Even if you’ve never made marmalade before you can’t go wrong with our handy marmalade kit. Click here to buy one. It contains 1.5kg Seville oranges, two lemons and Riverford's marmalade recipe. You’ll need your own sugar and 9-11 standard jars (8oz jars).


  • 1.5kg seville oranges
  • 2 lemons
  • 2.5 litres cold water
  • approx 2kg granulated sugar
  • a large pan
  • muslin
  • string
  • sterilised jars
  • screw top lids or wax discs
  • cellophane covers
  • elastic bands


1. With a sharp knife, peel the skin from the oranges and lemons, leaving as much white pith on the fruit as possible. Chop the peel into 3mm strips and put in a large pan.

2. Line a large bowl with a piece of muslin, leaving plenty to overhang the sides of the bowl. Cut the oranges and lemons in half. With your hands, squeeze the juice from the fruit over the bowl, dropping the leftover squeezed fruit (pith, pips and flesh) into the muslin. Lift the muslin out of the bowl, gather the sides and squeeze any remaining juice into the bowl. Tie the muslin together with string to keep the fruit in and form a bag.

3. Place the muslin bag in the saucepan with the peel. Add the squeezed fruit juice and 2.5 litres cold water to the pan. Heat until boiling, then reduce the heat and simmer for 2 hours, until the peel is tender.

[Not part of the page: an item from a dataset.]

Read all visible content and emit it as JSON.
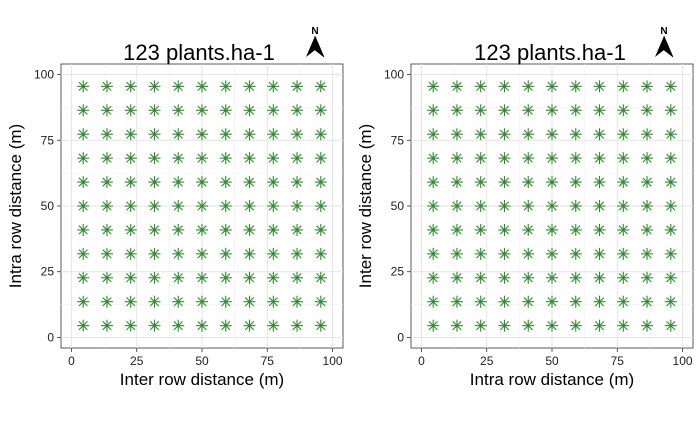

Put a few saucers in the fridge to chill.

4. Remove the muslin bag and squeeze all the sticky juice from the bag into the pan. (An easy way to do this is to put the bag in a colander and use a spoon to press it out). Measure the contents of the pan in a jug (include the shreds and liquid). Return to the pan and add 450g sugar for every 500ml liquid. Gently heat for 15 mins, until the sugar crystals have dissolved. Increase the heat and boil rapidly for 15 mins.

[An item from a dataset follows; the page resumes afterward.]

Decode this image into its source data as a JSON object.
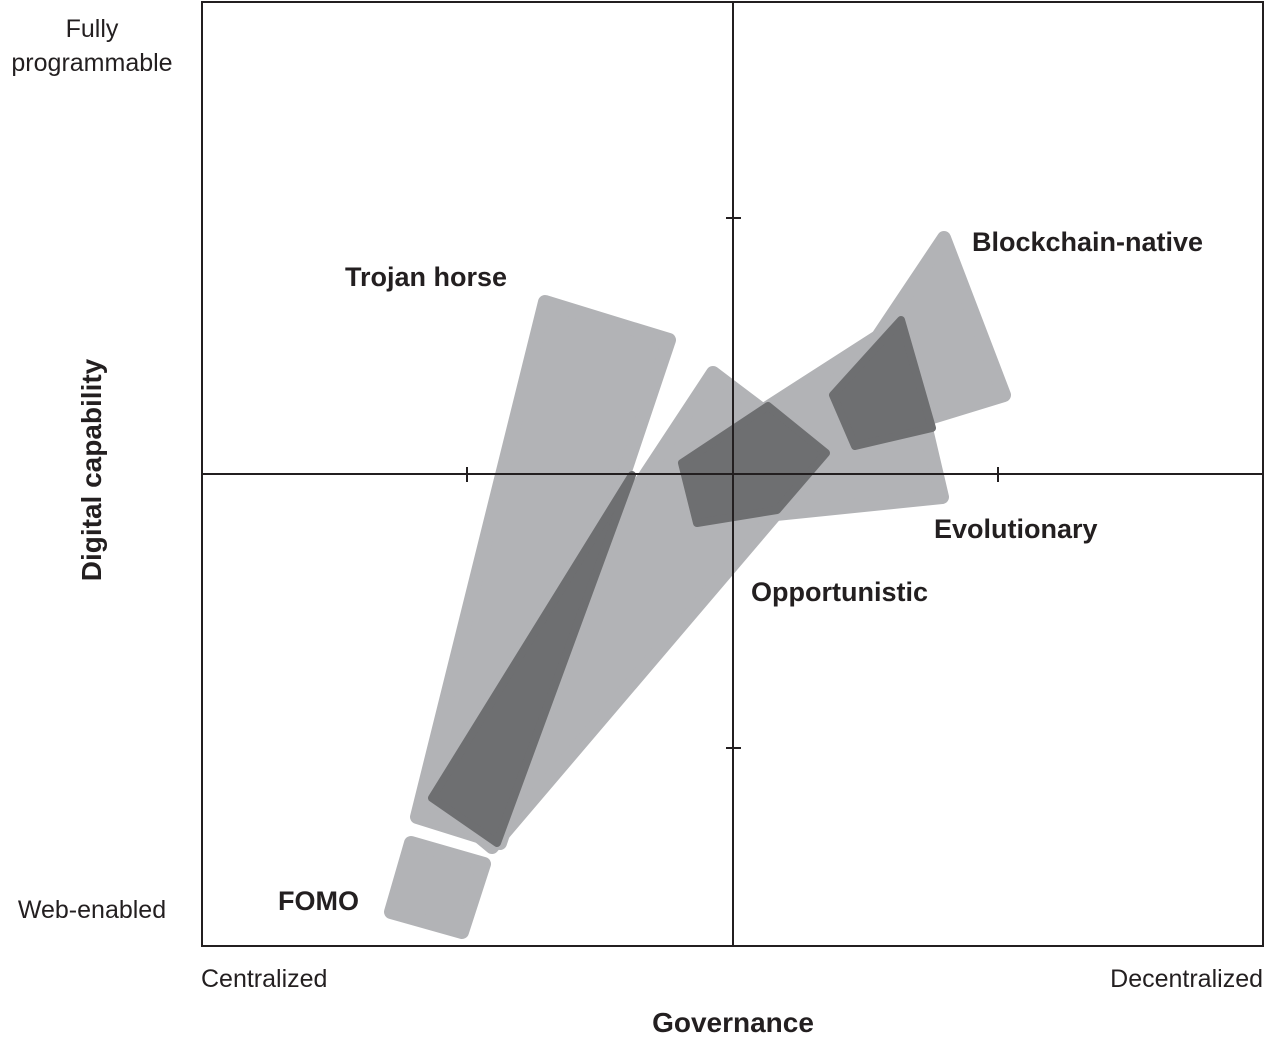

5. Test that the marmalade has reached setting point by putting a teaspoon of the liquid on a cold saucer and gently pushing with the back of the spoon. If the liquid starts to wrinkle, setting point has been reached. If no wrinkling happens, keep boiling and re-test every 10 mins. Turn off the heat as soon as you reach setting point.

6. Skim any scum from the surface. Leave the mixture to stand for 15 mins. Stir gently, then carefully spoon into warmed sterilised jars (use a jam funnnel if you have one). If using screw top lids, put the lids on while the marmalade is still hot and turn upside down for 5 mins to sterilise the lids (or boil the lids for a few mins and leave to dry before use). If using cellophane, put a wax disc on the marmalade while warm, then seal with cellophane and an elastic band.